L’une des responsables, Françoise Ducrot, se souvient que « le niveau de stress était tellement important, qu’on a proposé des entretiens individuels avec des psychologues, ce qui ne se faisait pas jusque-là ». Ce dispositif expérimental est devenu pérenne.

L’équipe a bossé tous azimuts : lancer un groupe de travail sur les risques psychosociaux, élaborer des outils pour repérer les situations de souffrance lors des consultations, pour détecter dans les entreprises les risques, imaginer des grilles d’entretien pour poser les bonnes questions. Autant d’outils qui sont aujourd’hui déployés dans l’ensemble des sites de la région.

La prévention du suicide est aussi devenue une priorité : « On a pris ça à bras-le-corps en 2021. On a déjà formé soixante-treize professionnels de santé au repérage de la crise suicidaire, quinze autres le seront bientôt. » Et c’est l’ensemble du personnel qui sera sensibilisé à cette question, y compris la secrétaire, qui reçoit le salarié en premier lieu.

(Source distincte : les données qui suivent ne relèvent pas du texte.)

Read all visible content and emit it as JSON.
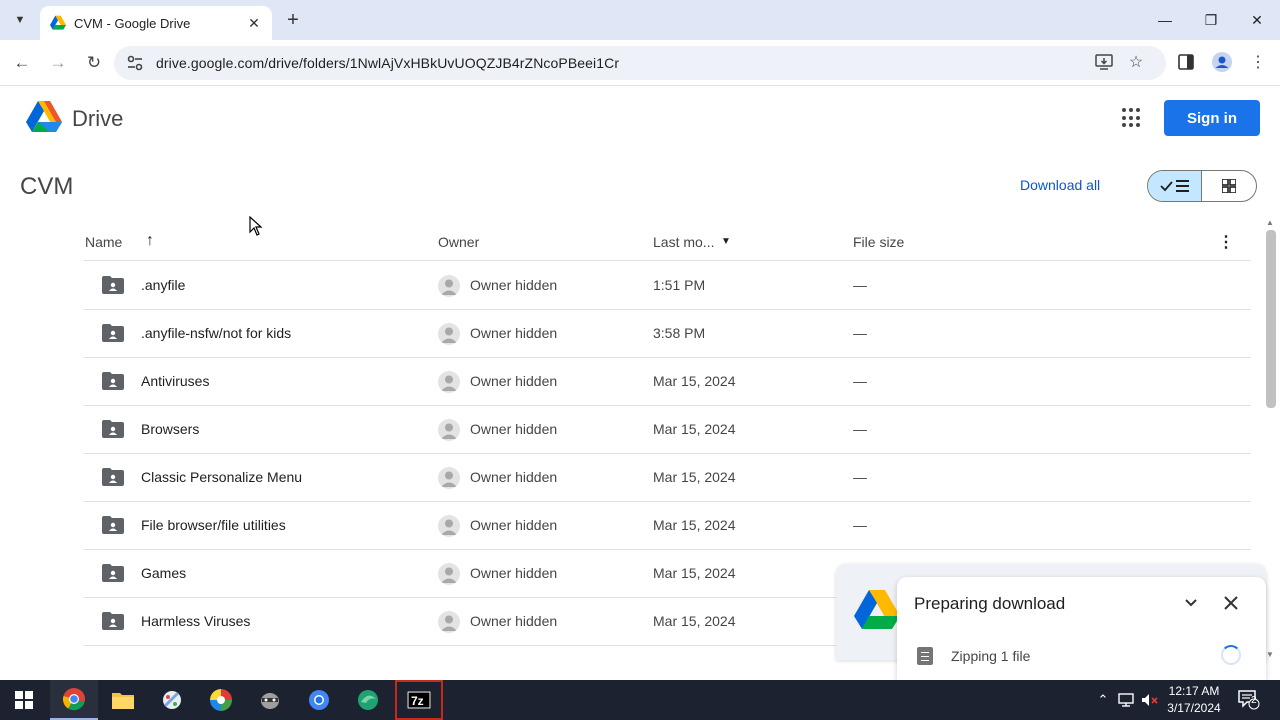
{
  "browser": {
    "tab_title": "CVM - Google Drive",
    "tab_close": "✕",
    "new_tab": "+",
    "url": "drive.google.com/drive/folders/1NwlAjVxHBkUvUOQZJB4rZNcoPBeei1Cr",
    "window_controls": [
      "—",
      "❐",
      "✕"
    ]
  },
  "drive": {
    "app_name": "Drive",
    "sign_in": "Sign in",
    "folder_title": "CVM",
    "download_all": "Download all"
  },
  "table": {
    "columns": {
      "name": "Name",
      "owner": "Owner",
      "last_modified": "Last mo...",
      "file_size": "File size"
    },
    "rows": [
      {
        "name": ".anyfile",
        "owner": "Owner hidden",
        "modified": "1:51 PM",
        "size": "—"
      },
      {
        "name": ".anyfile-nsfw/not for kids",
        "owner": "Owner hidden",
        "modified": "3:58 PM",
        "size": "—"
      },
      {
        "name": "Antiviruses",
        "owner": "Owner hidden",
        "modified": "Mar 15, 2024",
        "size": "—"
      },
      {
        "name": "Browsers",
        "owner": "Owner hidden",
        "modified": "Mar 15, 2024",
        "size": "—"
      },
      {
        "name": "Classic Personalize Menu",
        "owner": "Owner hidden",
        "modified": "Mar 15, 2024",
        "size": "—"
      },
      {
        "name": "File browser/file utilities",
        "owner": "Owner hidden",
        "modified": "Mar 15, 2024",
        "size": "—"
      },
      {
        "name": "Games",
        "owner": "Owner hidden",
        "modified": "Mar 15, 2024",
        "size": ""
      },
      {
        "name": "Harmless Viruses",
        "owner": "Owner hidden",
        "modified": "Mar 15, 2024",
        "size": ""
      }
    ]
  },
  "download_panel": {
    "title": "Preparing download",
    "status": "Zipping 1 file"
  },
  "taskbar": {
    "time": "12:17 AM",
    "date": "3/17/2024",
    "notification_count": "2"
  },
  "colors": {
    "accent": "#1a73e8",
    "tabstrip": "#dfe7f7",
    "taskbar": "#1c2230"
  }
}
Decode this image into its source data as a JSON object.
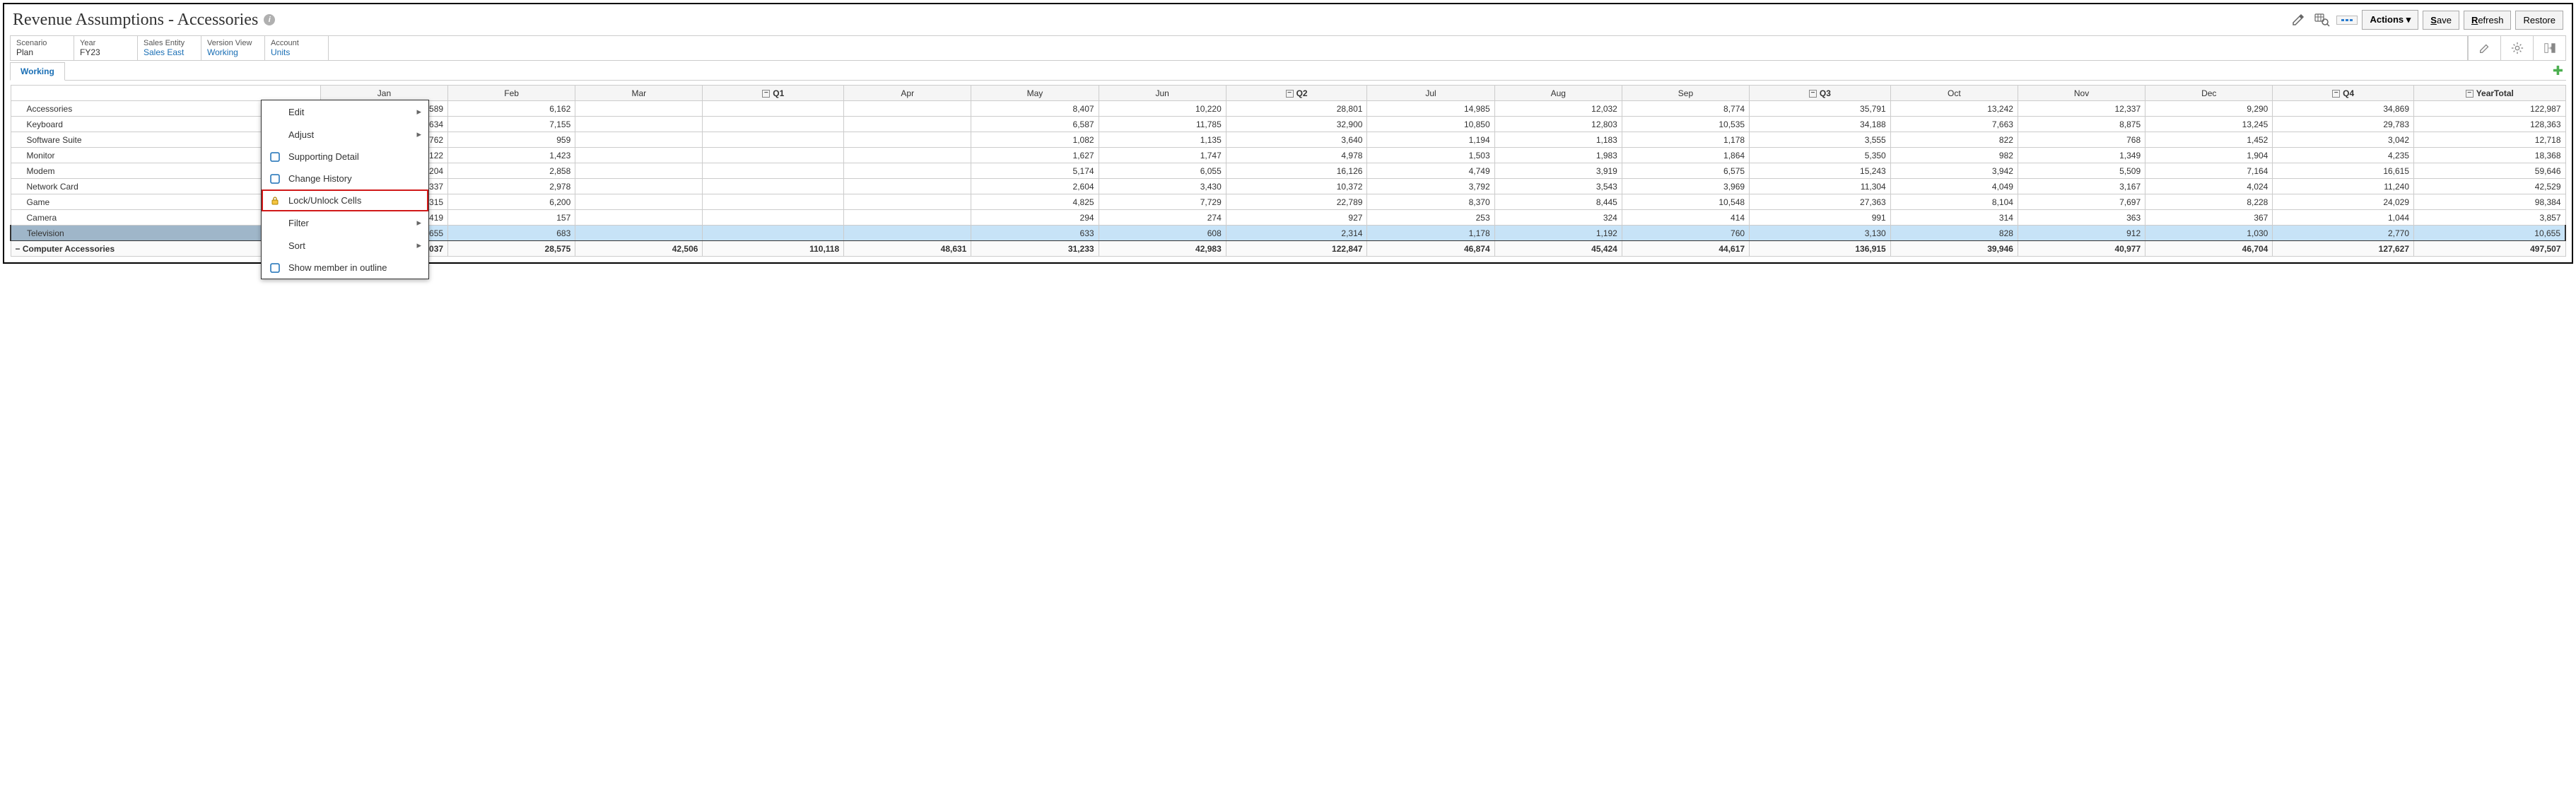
{
  "header": {
    "title": "Revenue Assumptions - Accessories"
  },
  "toolbar": {
    "actions_label": "Actions ▾",
    "save_label": "Save",
    "refresh_label": "Refresh",
    "restore_label": "Restore"
  },
  "pov": {
    "scenario_label": "Scenario",
    "scenario_value": "Plan",
    "year_label": "Year",
    "year_value": "FY23",
    "sales_entity_label": "Sales Entity",
    "sales_entity_value": "Sales East",
    "version_label": "Version View",
    "version_value": "Working",
    "account_label": "Account",
    "account_value": "Units"
  },
  "tabs": {
    "working": "Working"
  },
  "columns": [
    "Jan",
    "Feb",
    "Mar",
    "Q1",
    "Apr",
    "May",
    "Jun",
    "Q2",
    "Jul",
    "Aug",
    "Sep",
    "Q3",
    "Oct",
    "Nov",
    "Dec",
    "Q4",
    "YearTotal"
  ],
  "quarterCols": [
    3,
    7,
    11,
    15,
    16
  ],
  "rows": [
    {
      "label": "Accessories",
      "values": [
        "8,589",
        "6,162",
        "",
        "",
        "",
        "8,407",
        "10,220",
        "28,801",
        "14,985",
        "12,032",
        "8,774",
        "35,791",
        "13,242",
        "12,337",
        "9,290",
        "34,869",
        "122,987"
      ]
    },
    {
      "label": "Keyboard",
      "values": [
        "10,634",
        "7,155",
        "",
        "",
        "",
        "6,587",
        "11,785",
        "32,900",
        "10,850",
        "12,803",
        "10,535",
        "34,188",
        "7,663",
        "8,875",
        "13,245",
        "29,783",
        "128,363"
      ]
    },
    {
      "label": "Software Suite",
      "values": [
        "762",
        "959",
        "",
        "",
        "",
        "1,082",
        "1,135",
        "3,640",
        "1,194",
        "1,183",
        "1,178",
        "3,555",
        "822",
        "768",
        "1,452",
        "3,042",
        "12,718"
      ]
    },
    {
      "label": "Monitor",
      "values": [
        "1,122",
        "1,423",
        "",
        "",
        "",
        "1,627",
        "1,747",
        "4,978",
        "1,503",
        "1,983",
        "1,864",
        "5,350",
        "982",
        "1,349",
        "1,904",
        "4,235",
        "18,368"
      ]
    },
    {
      "label": "Modem",
      "values": [
        "4,204",
        "2,858",
        "",
        "",
        "",
        "5,174",
        "6,055",
        "16,126",
        "4,749",
        "3,919",
        "6,575",
        "15,243",
        "3,942",
        "5,509",
        "7,164",
        "16,615",
        "59,646"
      ]
    },
    {
      "label": "Network Card",
      "values": [
        "4,337",
        "2,978",
        "",
        "",
        "",
        "2,604",
        "3,430",
        "10,372",
        "3,792",
        "3,543",
        "3,969",
        "11,304",
        "4,049",
        "3,167",
        "4,024",
        "11,240",
        "42,529"
      ]
    },
    {
      "label": "Game",
      "values": [
        "8,315",
        "6,200",
        "",
        "",
        "",
        "4,825",
        "7,729",
        "22,789",
        "8,370",
        "8,445",
        "10,548",
        "27,363",
        "8,104",
        "7,697",
        "8,228",
        "24,029",
        "98,384"
      ]
    },
    {
      "label": "Camera",
      "values": [
        "419",
        "157",
        "",
        "",
        "",
        "294",
        "274",
        "927",
        "253",
        "324",
        "414",
        "991",
        "314",
        "363",
        "367",
        "1,044",
        "3,857"
      ]
    },
    {
      "label": "Television",
      "selected": true,
      "values": [
        "655",
        "683",
        "",
        "",
        "",
        "633",
        "608",
        "2,314",
        "1,178",
        "1,192",
        "760",
        "3,130",
        "828",
        "912",
        "1,030",
        "2,770",
        "10,655"
      ]
    }
  ],
  "totalRow": {
    "label": "Computer Accessories",
    "values": [
      "39,037",
      "28,575",
      "42,506",
      "110,118",
      "48,631",
      "31,233",
      "42,983",
      "122,847",
      "46,874",
      "45,424",
      "44,617",
      "136,915",
      "39,946",
      "40,977",
      "46,704",
      "127,627",
      "497,507"
    ]
  },
  "contextMenu": {
    "items": [
      {
        "label": "Edit",
        "arrow": true
      },
      {
        "label": "Adjust",
        "arrow": true
      },
      {
        "label": "Supporting Detail",
        "iconColor": "#1a6fb5"
      },
      {
        "label": "Change History",
        "iconColor": "#1a6fb5"
      },
      {
        "label": "Lock/Unlock Cells",
        "highlight": true,
        "iconColor": "#d9a300"
      },
      {
        "label": "Filter",
        "arrow": true
      },
      {
        "label": "Sort",
        "arrow": true
      },
      {
        "label": "Show member in outline",
        "iconColor": "#1a6fb5"
      }
    ]
  }
}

Si le SSTRN a vocation à soigner les maux, il ambitionne aussi de s’attaquer aux raisons de ces souffrances.

Turn-over, absences nombreuses, visites répétées à la médecine du travail... Autant de signaux qui alertent ces professionnels, susceptibles d’intervenir dans les entreprises. « Souvent, on s’aperçoit qu’il y a un décalage entre le travail prescrit par l’employeur et la réalité. On propose des pistes, des améliorations dans l’organisation, note Françoise Ducrot. Souvent, les salariés ont des solutions, des idées. »

L’association propose tout un tas d’ateliers ou d’actions collectives. Sur le burn-out ou le harcèlement sexuel, c’est une demande des entreprises. Ceux sur les RPS, risques psychosociaux, sont pris d’assaut.

Aujourd’hui, il n’est pas rare qu’un employeur inquiet pour l’un de ses salariés appelle le SSTRN. Un conseil ? Celui de Frédéric Le Bihan : ouvrir dans les boîtes des temps de discussion pour échanger sur ce qui bloque, ce qui rend le travail difficile. « Pas de baguette magique, mais un bon moyen de prévenir. »
 


(1) Les adhérents de l’association sont les employeurs qui ont la responsabilité et l’obligation d’adhérer à un service de prévention et de santé au travail et d’en supporter le coût. SSTRN (377 professionnels) suit près de 300 000 salariés dans quatorze centres de la région nantaise, Ancenis, Pornic. 25 000 employeurs sont adhérents.